Acclimation helps fish adjust gradually to new water chemistry and temperature. Never dump bag water into the tank — it may contain waste, medications, or pathogens.

  • Temperature Acclimation: Float the sealed bag on the surface of the quarantine tank for 15 minutes. Once temperatures equalize, gently net the fish out and place them in the tank — leave the bag water behind.
  • Drip Acclimation (recommended for sensitive or long-haul fish): Pour the fish and bag water into a clean bucket. Use airline tubing to siphon tank water slowly into the bucket — aim for one drip per second. After 15–30 minutes (when volume has roughly doubled), carefully net the fish into the tank.

Note: For fish shipped long distances — especially from online retailers — ammonia can build up in the bag, lowering pH and converting toxic ammonia into safer ammonium. Raising pH during drip acclimation reverses this process, risking ammonia toxicity.

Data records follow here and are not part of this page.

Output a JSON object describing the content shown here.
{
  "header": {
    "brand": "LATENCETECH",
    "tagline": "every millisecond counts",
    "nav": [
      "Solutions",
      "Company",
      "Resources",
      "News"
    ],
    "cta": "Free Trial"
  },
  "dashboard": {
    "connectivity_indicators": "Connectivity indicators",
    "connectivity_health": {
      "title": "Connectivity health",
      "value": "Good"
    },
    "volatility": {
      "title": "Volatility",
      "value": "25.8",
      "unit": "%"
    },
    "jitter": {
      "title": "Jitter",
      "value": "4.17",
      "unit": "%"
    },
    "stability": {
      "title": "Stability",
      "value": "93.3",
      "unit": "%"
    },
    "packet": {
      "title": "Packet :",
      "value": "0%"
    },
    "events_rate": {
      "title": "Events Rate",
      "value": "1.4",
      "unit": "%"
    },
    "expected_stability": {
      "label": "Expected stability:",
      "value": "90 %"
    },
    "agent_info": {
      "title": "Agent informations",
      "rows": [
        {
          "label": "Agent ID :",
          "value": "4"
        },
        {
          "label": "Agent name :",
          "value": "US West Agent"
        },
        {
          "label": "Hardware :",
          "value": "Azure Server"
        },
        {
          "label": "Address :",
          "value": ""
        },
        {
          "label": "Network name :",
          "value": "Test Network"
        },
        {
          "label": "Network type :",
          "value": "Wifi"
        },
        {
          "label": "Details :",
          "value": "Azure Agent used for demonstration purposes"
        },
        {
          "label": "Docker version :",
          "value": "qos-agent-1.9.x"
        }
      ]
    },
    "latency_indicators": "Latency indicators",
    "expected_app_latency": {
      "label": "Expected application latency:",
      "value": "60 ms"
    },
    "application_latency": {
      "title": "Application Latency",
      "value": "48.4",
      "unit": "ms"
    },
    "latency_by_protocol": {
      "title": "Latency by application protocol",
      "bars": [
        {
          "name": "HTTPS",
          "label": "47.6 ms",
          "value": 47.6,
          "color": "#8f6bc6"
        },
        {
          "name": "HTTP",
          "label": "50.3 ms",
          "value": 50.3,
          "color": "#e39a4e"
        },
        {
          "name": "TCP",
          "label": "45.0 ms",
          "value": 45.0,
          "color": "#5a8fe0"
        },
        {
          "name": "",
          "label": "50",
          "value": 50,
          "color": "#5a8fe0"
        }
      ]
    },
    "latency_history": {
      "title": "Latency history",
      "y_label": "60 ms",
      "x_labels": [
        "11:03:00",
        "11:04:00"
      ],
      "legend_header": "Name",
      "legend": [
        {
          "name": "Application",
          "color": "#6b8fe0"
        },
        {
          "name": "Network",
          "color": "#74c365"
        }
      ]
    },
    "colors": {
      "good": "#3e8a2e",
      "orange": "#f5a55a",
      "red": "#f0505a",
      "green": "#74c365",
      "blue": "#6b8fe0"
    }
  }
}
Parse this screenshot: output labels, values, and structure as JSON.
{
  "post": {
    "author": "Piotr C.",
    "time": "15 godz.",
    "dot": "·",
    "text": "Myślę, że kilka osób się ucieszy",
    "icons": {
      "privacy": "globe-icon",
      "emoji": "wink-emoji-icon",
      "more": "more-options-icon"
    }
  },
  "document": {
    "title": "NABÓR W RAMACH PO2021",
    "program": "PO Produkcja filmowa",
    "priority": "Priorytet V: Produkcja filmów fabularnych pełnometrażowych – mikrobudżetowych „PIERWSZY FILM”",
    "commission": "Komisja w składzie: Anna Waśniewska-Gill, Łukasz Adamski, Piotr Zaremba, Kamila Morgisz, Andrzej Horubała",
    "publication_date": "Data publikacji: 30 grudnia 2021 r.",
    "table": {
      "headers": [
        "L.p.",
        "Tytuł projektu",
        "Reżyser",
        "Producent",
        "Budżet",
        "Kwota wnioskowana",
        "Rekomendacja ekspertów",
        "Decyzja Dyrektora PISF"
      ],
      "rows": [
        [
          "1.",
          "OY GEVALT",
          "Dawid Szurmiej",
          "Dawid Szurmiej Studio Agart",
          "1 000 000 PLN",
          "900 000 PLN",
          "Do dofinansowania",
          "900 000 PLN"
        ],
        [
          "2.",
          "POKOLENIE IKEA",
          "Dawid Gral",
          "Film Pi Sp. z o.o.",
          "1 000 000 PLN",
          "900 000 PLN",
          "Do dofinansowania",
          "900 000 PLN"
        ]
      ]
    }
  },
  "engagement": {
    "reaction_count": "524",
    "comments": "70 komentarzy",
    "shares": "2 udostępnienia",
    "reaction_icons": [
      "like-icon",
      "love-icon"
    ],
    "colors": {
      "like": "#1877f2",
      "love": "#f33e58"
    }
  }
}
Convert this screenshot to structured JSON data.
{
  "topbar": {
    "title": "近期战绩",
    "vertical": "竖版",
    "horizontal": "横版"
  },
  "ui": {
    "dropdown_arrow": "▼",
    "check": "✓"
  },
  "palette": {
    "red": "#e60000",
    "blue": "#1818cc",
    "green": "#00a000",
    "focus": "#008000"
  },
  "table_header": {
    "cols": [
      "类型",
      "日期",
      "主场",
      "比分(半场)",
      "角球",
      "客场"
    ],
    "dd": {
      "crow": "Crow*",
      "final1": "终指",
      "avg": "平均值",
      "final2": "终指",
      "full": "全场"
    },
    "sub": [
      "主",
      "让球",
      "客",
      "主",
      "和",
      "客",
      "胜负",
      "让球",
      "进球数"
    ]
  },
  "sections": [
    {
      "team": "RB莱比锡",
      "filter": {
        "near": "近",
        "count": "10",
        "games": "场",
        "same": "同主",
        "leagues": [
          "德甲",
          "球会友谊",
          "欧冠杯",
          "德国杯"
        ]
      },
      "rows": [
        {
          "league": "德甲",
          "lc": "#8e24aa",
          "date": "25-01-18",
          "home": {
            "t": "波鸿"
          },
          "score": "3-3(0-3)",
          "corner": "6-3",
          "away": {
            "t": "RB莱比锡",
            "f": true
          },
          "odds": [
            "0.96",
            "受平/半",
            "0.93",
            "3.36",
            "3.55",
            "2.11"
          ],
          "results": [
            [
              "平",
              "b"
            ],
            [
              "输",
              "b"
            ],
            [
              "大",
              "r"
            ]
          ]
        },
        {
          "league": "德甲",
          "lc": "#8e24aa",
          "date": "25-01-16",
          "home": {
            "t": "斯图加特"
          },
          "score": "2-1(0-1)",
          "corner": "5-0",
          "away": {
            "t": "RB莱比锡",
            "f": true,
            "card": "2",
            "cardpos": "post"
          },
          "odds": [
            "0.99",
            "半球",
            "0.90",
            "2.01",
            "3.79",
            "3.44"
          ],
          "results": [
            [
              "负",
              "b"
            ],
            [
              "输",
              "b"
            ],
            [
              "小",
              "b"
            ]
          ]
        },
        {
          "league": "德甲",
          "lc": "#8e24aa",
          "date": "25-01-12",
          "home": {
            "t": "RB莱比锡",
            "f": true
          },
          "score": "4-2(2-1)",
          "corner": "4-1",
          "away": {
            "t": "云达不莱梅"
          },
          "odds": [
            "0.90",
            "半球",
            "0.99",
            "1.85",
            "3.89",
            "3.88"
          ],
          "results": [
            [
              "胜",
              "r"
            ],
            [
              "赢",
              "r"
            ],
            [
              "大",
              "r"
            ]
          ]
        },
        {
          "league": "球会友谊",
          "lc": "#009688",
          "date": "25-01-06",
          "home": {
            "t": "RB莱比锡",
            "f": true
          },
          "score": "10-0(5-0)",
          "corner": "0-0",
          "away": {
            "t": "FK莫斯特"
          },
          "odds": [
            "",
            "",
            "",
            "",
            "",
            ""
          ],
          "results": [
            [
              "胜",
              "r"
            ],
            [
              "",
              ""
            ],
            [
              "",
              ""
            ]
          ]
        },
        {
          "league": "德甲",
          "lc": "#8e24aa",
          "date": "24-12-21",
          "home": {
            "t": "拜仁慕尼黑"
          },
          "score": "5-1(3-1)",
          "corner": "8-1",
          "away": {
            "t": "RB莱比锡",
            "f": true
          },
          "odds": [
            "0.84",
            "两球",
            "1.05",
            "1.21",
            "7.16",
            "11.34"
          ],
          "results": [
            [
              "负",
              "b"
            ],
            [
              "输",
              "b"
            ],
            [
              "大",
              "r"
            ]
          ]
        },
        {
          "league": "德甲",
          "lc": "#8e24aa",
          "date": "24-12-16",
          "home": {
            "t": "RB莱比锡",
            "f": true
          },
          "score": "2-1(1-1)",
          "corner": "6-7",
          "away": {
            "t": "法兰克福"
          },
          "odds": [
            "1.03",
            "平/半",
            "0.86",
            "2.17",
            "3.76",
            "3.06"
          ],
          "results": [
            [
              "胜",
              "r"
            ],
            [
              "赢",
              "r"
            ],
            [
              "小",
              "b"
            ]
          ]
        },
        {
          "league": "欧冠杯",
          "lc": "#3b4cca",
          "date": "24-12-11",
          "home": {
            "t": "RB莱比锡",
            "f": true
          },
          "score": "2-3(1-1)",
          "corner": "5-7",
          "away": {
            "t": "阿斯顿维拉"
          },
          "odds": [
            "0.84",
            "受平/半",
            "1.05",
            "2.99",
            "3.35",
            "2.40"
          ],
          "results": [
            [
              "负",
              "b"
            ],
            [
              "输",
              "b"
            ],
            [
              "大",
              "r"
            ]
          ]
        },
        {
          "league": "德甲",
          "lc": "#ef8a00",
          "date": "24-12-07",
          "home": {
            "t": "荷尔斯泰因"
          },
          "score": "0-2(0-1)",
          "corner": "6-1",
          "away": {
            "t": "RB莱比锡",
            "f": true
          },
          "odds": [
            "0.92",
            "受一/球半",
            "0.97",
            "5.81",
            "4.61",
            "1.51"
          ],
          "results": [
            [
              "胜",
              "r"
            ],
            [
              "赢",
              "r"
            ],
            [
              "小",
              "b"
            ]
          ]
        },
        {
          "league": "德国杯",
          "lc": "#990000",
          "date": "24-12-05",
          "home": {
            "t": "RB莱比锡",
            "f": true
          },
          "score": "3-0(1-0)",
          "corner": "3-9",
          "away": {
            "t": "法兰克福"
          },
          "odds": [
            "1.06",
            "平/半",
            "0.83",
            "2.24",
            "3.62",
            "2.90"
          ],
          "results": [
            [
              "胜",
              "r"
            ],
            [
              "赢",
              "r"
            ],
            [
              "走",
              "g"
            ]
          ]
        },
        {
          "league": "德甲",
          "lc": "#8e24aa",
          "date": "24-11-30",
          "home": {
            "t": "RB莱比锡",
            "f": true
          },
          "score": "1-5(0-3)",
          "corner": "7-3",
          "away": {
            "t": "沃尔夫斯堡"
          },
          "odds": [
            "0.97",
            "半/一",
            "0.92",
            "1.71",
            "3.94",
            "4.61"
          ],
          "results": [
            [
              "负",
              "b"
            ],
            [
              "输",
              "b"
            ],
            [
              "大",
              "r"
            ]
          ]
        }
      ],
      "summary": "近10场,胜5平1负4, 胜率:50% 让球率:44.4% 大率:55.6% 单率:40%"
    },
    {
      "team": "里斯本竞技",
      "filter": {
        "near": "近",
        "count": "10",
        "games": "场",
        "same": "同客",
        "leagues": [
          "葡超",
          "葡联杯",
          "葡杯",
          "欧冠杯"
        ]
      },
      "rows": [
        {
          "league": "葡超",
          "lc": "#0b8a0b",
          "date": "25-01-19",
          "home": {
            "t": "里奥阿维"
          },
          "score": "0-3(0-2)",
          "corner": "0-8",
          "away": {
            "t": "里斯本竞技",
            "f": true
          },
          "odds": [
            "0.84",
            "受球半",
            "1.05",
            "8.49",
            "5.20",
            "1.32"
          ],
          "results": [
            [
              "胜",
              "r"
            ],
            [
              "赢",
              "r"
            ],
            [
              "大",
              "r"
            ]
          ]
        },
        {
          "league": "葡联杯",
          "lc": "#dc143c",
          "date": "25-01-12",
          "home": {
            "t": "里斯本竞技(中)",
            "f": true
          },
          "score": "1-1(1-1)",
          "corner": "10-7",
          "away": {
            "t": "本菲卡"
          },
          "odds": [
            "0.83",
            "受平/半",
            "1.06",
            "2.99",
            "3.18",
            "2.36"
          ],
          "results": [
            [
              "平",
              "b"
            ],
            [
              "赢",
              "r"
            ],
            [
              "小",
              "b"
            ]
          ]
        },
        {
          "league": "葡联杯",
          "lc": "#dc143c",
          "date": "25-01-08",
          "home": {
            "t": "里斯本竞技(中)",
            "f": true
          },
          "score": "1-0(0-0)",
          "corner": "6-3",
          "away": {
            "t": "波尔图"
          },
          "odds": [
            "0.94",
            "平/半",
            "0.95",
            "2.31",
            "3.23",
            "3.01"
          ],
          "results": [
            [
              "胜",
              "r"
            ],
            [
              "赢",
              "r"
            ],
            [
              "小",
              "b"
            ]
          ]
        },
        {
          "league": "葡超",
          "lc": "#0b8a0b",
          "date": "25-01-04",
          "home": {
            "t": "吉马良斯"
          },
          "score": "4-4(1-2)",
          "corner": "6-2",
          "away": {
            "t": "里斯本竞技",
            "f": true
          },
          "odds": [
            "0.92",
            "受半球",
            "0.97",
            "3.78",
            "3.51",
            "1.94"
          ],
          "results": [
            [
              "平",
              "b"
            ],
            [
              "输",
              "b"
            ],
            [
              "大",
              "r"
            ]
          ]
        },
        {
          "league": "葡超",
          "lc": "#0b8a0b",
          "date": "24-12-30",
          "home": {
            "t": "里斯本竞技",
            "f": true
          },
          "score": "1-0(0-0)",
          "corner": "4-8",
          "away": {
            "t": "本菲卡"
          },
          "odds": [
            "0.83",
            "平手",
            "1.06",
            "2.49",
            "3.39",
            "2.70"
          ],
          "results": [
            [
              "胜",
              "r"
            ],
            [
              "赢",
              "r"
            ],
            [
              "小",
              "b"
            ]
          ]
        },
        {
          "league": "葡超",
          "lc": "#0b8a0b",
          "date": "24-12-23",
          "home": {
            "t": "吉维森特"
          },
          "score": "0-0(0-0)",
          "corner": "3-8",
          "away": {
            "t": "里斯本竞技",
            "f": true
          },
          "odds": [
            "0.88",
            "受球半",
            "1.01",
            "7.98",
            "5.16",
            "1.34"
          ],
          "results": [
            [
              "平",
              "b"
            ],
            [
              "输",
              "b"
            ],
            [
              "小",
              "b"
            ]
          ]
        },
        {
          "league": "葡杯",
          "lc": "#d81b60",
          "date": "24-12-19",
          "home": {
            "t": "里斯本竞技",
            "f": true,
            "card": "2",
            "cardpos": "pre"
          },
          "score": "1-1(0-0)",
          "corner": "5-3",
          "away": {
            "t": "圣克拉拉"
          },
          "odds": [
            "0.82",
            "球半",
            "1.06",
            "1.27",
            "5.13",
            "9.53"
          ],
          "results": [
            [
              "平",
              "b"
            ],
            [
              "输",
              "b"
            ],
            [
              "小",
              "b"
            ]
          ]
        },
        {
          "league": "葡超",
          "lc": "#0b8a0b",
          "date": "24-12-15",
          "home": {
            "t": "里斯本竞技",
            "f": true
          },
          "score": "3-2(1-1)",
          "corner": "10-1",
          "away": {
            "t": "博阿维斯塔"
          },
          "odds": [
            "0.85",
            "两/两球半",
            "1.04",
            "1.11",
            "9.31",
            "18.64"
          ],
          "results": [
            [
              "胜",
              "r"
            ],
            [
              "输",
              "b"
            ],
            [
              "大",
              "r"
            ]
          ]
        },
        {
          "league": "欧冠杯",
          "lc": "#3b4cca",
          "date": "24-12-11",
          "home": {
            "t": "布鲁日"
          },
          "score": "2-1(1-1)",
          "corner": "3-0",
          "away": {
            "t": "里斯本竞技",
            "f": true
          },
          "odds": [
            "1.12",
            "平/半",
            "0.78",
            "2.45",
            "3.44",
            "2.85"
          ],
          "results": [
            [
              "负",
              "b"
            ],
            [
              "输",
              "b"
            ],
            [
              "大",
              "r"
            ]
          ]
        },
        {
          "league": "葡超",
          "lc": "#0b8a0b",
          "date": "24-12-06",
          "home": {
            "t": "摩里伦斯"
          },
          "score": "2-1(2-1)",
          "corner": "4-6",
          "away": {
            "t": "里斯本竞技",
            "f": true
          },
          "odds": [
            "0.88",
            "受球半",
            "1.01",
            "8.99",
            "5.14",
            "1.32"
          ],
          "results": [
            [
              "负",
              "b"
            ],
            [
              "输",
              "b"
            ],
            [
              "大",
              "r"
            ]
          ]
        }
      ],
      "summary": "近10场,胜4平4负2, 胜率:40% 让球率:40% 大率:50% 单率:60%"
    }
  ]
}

To prevent this, add a small dose of FurPetVo Ammonia Detoxifier to the bucket water before starting the drip.

Step 3: Observe Daily

This is the heart of quarantine. Watch closely for changes in appetite, breathing rate, swimming posture, color, and interaction with tankmates (if multiple fish are quarantined together). Note anything unusual — even subtle shifts — because early detection leads to faster, more effective intervention.

Signs of Illness to Watch For

  • Faded or patchy coloration
  • Clamped fins or rapid gill movement
  • Scratching against objects (“flashing”)
  • White spots, velvet-like film, or cottony growths
  • Lethargy, loss of appetite, or hovering near the surface
  • Cloudy eyes or bloating

When To Move Fish to the Main Tank

Wait a minimum of two weeks — four weeks is ideal for added safety. Only move fish if they’ve eaten consistently, show no signs of illness, and have stable water parameters in their quarantine tank. Before transfer, perform a final visual health check and confirm ammonia and nitrite levels remain at zero.

Key Takeaways

  • Always quarantine new fish for at least two weeks — four weeks is strongly recommended.
  • A quarantine tank is a simple, bare-bottom system focused on observation and stability — not aesthetics.
  • Use proven methods like temperature or drip acclimation, and always avoid introducing bag water.
  • Monitor daily for behavioral and physical changes — your vigilance is the first line of defense.
  • Only introduce fish to your main tank once they’re eating well, active, and fully stable — and never before completing the full quarantine period.